Ancona, 12 settembre 2018 – Domani, giovedì 13 settembre, il Colonnello Stefano Caporossi, comandante del Comando Provinciale Carabinieri di Ancona, lascerà l’attuale incarico per assumerne un altro nella città di Roma. Nella città dorica dal 2015, sarà il nuovo comandante del Quarto Reggimento dei Carabinieri a cavallo nella capitale.

Il Colonnello Stefano Caporossi durante una visita al Comune di Osimo (foto d’archivio)

Al suo posto, arriva il 50enne Colonnello Cristian Carrozza che vanta un curriculum importante nonostante la giovane età.

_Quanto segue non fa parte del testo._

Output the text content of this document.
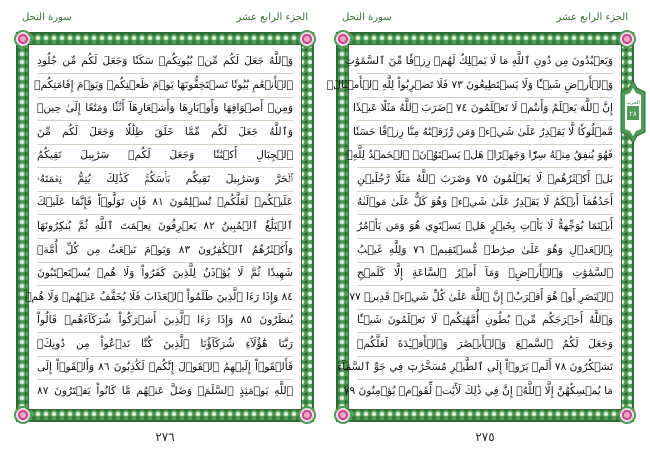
الجزء الرابع عشر
سورة النحل
وَٱللَّهُ جَعَلَ لَكُم مِّنۢ بُيُوتِكُمۡ سَكَنٗا وَجَعَلَ لَكُم مِّن جُلُودِ
ٱلۡأَنۡعَٰمِ بُيُوتٗا تَسۡتَخِفُّونَهَا يَوۡمَ ظَعۡنِكُمۡ وَيَوۡمَ إِقَامَتِكُمۡ
وَمِنۡ أَصۡوَافِهَا وَأَوۡبَارِهَا وَأَشۡعَارِهَآ أَثَٰثٗا وَمَتَٰعًا إِلَىٰ حِينٖ
وَٱللَّهُ جَعَلَ لَكُم مِّمَّا خَلَقَ ظِلَٰلٗا وَجَعَلَ لَكُم مِّنَ
ٱلۡجِبَالِ أَكۡنَٰنٗا وَجَعَلَ لَكُمۡ سَرَٰبِيلَ تَقِيكُمُ
ٱلۡحَرَّ وَسَرَٰبِيلَ تَقِيكُم بَأۡسَكُمۡۚ كَذَٰلِكَ يُتِمُّ نِعۡمَتَهُۥ
عَلَيۡكُمۡ لَعَلَّكُمۡ تُسۡلِمُونَ ٨١ فَإِن تَوَلَّوۡاْ فَإِنَّمَا عَلَيۡكَ
ٱلۡبَلَٰغُ ٱلۡمُبِينُ ٨٢ يَعۡرِفُونَ نِعۡمَتَ ٱللَّهِ ثُمَّ يُنكِرُونَهَا
وَأَكۡثَرُهُمُ ٱلۡكَٰفِرُونَ ٨٣ وَيَوۡمَ نَبۡعَثُ مِن كُلِّ أُمَّةٖ
شَهِيدٗا ثُمَّ لَا يُؤۡذَنُ لِلَّذِينَ كَفَرُواْ وَلَا هُمۡ يُسۡتَعۡتَبُونَ
٨٤ وَإِذَا رَءَا ٱلَّذِينَ ظَلَمُواْ ٱلۡعَذَابَ فَلَا يُخَفَّفُ عَنۡهُمۡ وَلَا هُمۡ
يُنظَرُونَ ٨٥ وَإِذَا رَءَا ٱلَّذِينَ أَشۡرَكُواْ شُرَكَآءَهُمۡ قَالُواْ
رَبَّنَا هَٰٓؤُلَآءِ شُرَكَآؤُنَا ٱلَّذِينَ كُنَّا نَدۡعُواْ مِن دُونِكَۖ
فَأَلۡقَوۡاْ إِلَيۡهِمُ ٱلۡقَوۡلَ إِنَّكُمۡ لَكَٰذِبُونَ ٨٦ وَأَلۡقَوۡاْ إِلَى
ٱللَّهِ يَوۡمَئِذٍ ٱلسَّلَمَۖ وَضَلَّ عَنۡهُم مَّا كَانُواْ يَفۡتَرُونَ ٨٧
٢٧٦
الجزء الرابع عشر
سورة النحل
وَيَعۡبُدُونَ مِن دُونِ ٱللَّهِ مَا لَا يَمۡلِكُ لَهُمۡ رِزۡقٗا مِّنَ ٱلسَّمَٰوَٰتِ
وَٱلۡأَرۡضِ شَيۡـٔٗا وَلَا يَسۡتَطِيعُونَ ٧٣ فَلَا تَضۡرِبُواْ لِلَّهِ ٱلۡأَمۡثَالَۚ
إِنَّ ٱللَّهَ يَعۡلَمُ وَأَنتُمۡ لَا تَعۡلَمُونَ ٧٤ ۞ضَرَبَ ٱللَّهُ مَثَلًا عَبۡدٗا
مَّمۡلُوكٗا لَّا يَقۡدِرُ عَلَىٰ شَيۡءٖ وَمَن رَّزَقۡنَٰهُ مِنَّا رِزۡقًا حَسَنٗا
فَهُوَ يُنفِقُ مِنۡهُ سِرّٗا وَجَهۡرًاۖ هَلۡ يَسۡتَوُۥنَۚ ٱلۡحَمۡدُ لِلَّهِۚ
بَلۡ أَكۡثَرُهُمۡ لَا يَعۡلَمُونَ ٧٥ وَضَرَبَ ٱللَّهُ مَثَلٗا رَّجُلَيۡنِ
أَحَدُهُمَآ أَبۡكَمُ لَا يَقۡدِرُ عَلَىٰ شَيۡءٖ وَهُوَ كَلٌّ عَلَىٰ مَوۡلَىٰهُ
أَيۡنَمَا يُوَجِّههُّ لَا يَأۡتِ بِخَيۡرٍ هَلۡ يَسۡتَوِي هُوَ وَمَن يَأۡمُرُ
بِٱلۡعَدۡلِ وَهُوَ عَلَىٰ صِرَٰطٖ مُّسۡتَقِيمٖ ٧٦ وَلِلَّهِ غَيۡبُ
ٱلسَّمَٰوَٰتِ وَٱلۡأَرۡضِۚ وَمَآ أَمۡرُ ٱلسَّاعَةِ إِلَّا كَلَمۡحِ
ٱلۡبَصَرِ أَوۡ هُوَ أَقۡرَبُۚ إِنَّ ٱللَّهَ عَلَىٰ كُلِّ شَيۡءٖ قَدِيرٞ ٧٧
وَٱللَّهُ أَخۡرَجَكُم مِّنۢ بُطُونِ أُمَّهَٰتِكُمۡ لَا تَعۡلَمُونَ شَيۡـٔٗا
وَجَعَلَ لَكُمُ ٱلسَّمۡعَ وَٱلۡأَبۡصَٰرَ وَٱلۡأَفۡـِٔدَةَ لَعَلَّكُمۡ
تَشۡكُرُونَ ٧٨ أَلَمۡ يَرَوۡاْ إِلَى ٱلطَّيۡرِ مُسَخَّرَٰتٖ فِي جَوِّ ٱلسَّمَآءِ
مَا يُمۡسِكُهُنَّ إِلَّا ٱللَّهُۚ إِنَّ فِي ذَٰلِكَ لَأٓيَٰتٖ لِّقَوۡمٖ يُؤۡمِنُونَ ٧٩
٢٧٥
الحزب
٢٨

Nato a Sulmona il 7 agosto 1968, Il Colonnello Carrozza ha intrapreso la carriera militare il 29 settembre 1984, frequentando la Scuola Militare “Nunziatella“ di Napoli. Dal 1987 al 1992 ha frequentato i corsi dell’Accademia Militare di Modena e della Scuola di Applicazione Carabinieri in Roma.

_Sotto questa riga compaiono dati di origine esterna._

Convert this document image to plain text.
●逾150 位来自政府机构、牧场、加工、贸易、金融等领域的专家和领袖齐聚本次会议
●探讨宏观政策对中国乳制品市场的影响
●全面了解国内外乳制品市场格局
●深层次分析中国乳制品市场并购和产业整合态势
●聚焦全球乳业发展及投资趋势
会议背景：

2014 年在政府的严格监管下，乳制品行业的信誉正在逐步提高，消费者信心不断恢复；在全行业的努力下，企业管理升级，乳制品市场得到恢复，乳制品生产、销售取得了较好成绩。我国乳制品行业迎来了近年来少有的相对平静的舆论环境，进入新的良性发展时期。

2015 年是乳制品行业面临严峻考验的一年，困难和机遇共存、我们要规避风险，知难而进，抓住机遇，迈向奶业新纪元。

Laureato in Giurisprudenza ed in Scienze della Sicurezza interna ed esterna, abilitato alla professione di avvocato, ha frequentato, tra l’altro, il corso di Studi Superiori per consulenti Legislativi presso la Scuola di Scienza e Tecnica della Legislazione “Mario D’Antonio”.

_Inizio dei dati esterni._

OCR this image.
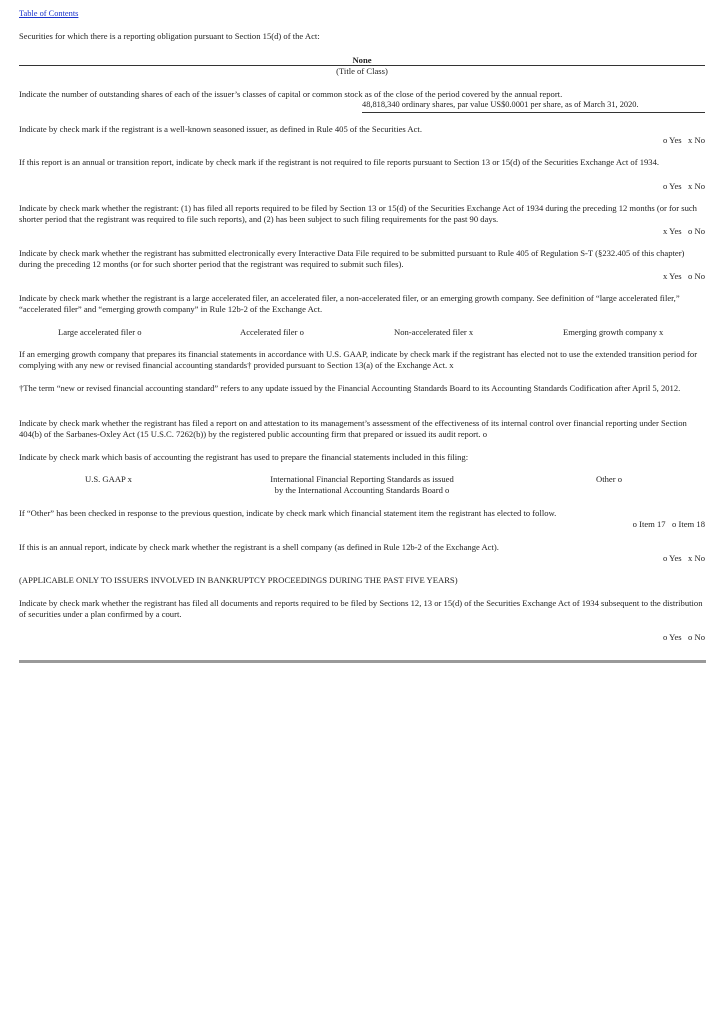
Table of Contents
Securities for which there is a reporting obligation pursuant to Section 15(d) of the Act:
None
(Title of Class)
Indicate the number of outstanding shares of each of the issuer’s classes of capital or common stock as of the close of the period covered by the annual report.
48,818,340 ordinary shares, par value US$0.0001 per share, as of March 31, 2020.
Indicate by check mark if the registrant is a well-known seasoned issuer, as defined in Rule 405 of the Securities Act.
o Yes   x No
If this report is an annual or transition report, indicate by check mark if the registrant is not required to file reports pursuant to Section 13 or 15(d) of the Securities Exchange Act of 1934.
o Yes   x No
Indicate by check mark whether the registrant: (1) has filed all reports required to be filed by Section 13 or 15(d) of the Securities Exchange Act of 1934 during the preceding 12 months (or for such shorter period that the registrant was required to file such reports), and (2) has been subject to such filing requirements for the past 90 days.
x Yes   o No
Indicate by check mark whether the registrant has submitted electronically every Interactive Data File required to be submitted pursuant to Rule 405 of Regulation S-T (§232.405 of this chapter) during the preceding 12 months (or for such shorter period that the registrant was required to submit such files).
x Yes   o No
Indicate by check mark whether the registrant is a large accelerated filer, an accelerated filer, a non-accelerated filer, or an emerging growth company. See definition of “large accelerated filer,” “accelerated filer” and “emerging growth company” in Rule 12b-2 of the Exchange Act.
Large accelerated filer o	Accelerated filer o	Non-accelerated filer x	Emerging growth company x
If an emerging growth company that prepares its financial statements in accordance with U.S. GAAP, indicate by check mark if the registrant has elected not to use the extended transition period for complying with any new or revised financial accounting standards† provided pursuant to Section 13(a) of the Exchange Act. x
†The term “new or revised financial accounting standard” refers to any update issued by the Financial Accounting Standards Board to its Accounting Standards Codification after April 5, 2012.
Indicate by check mark whether the registrant has filed a report on and attestation to its management’s assessment of the effectiveness of its internal control over financial reporting under Section 404(b) of the Sarbanes-Oxley Act (15 U.S.C. 7262(b)) by the registered public accounting firm that prepared or issued its audit report. o
Indicate by check mark which basis of accounting the registrant has used to prepare the financial statements included in this filing:
U.S. GAAP x	International Financial Reporting Standards as issued
by the International Accounting Standards Board o
Other o
If “Other” has been checked in response to the previous question, indicate by check mark which financial statement item the registrant has elected to follow.
o Item 17   o Item 18
If this is an annual report, indicate by check mark whether the registrant is a shell company (as defined in Rule 12b-2 of the Exchange Act).
o Yes   x No
(APPLICABLE ONLY TO ISSUERS INVOLVED IN BANKRUPTCY PROCEEDINGS DURING THE PAST FIVE YEARS)
Indicate by check mark whether the registrant has filed all documents and reports required to be filed by Sections 12, 13 or 15(d) of the Securities Exchange Act of 1934 subsequent to the distribution of securities under a plan confirmed by a court.
o Yes   o No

Il Colonnello Cristian Carrozza, nuovo comandante del Comando Provinciale Carabinieri di Ancona

Da Tenente e Capitano ha maturato significative esperienze di Comando: Comandante di Plotone presso l’11° btg. CC “Puglia”; Comandante del Nucleo Operativo e Radiomobile della Compagnia di Casoria (NA); Comandante delle Compagnie di Este (PD) e Brindisi, con rilevanti impegni nel contrasto alla criminalità comune ed organizzata, nonché sul fronte della lotta al contrabbando e dell’immigrazione clandestina.

Dopo una importante esperienza nello Stato Maggiore del Comando Generale, da Ufficiale Superiore è stato, tra l’altro, membro per l’Arma dei Carabinieri del Consiglio di Amministrazione  della Cassa Ufficiali e di staff presso l’Ufficio del Segretario Generale del Ministero dell’Ambiente e della Tutela del Territorio, prima di approdare al comando, dal 2010 al 2013, del  12° Battaglione CC “Sicilia”.

Dal 2013 al 2018 è stato Capo Ufficio Personale della Legione Carabinieri “Lazio”.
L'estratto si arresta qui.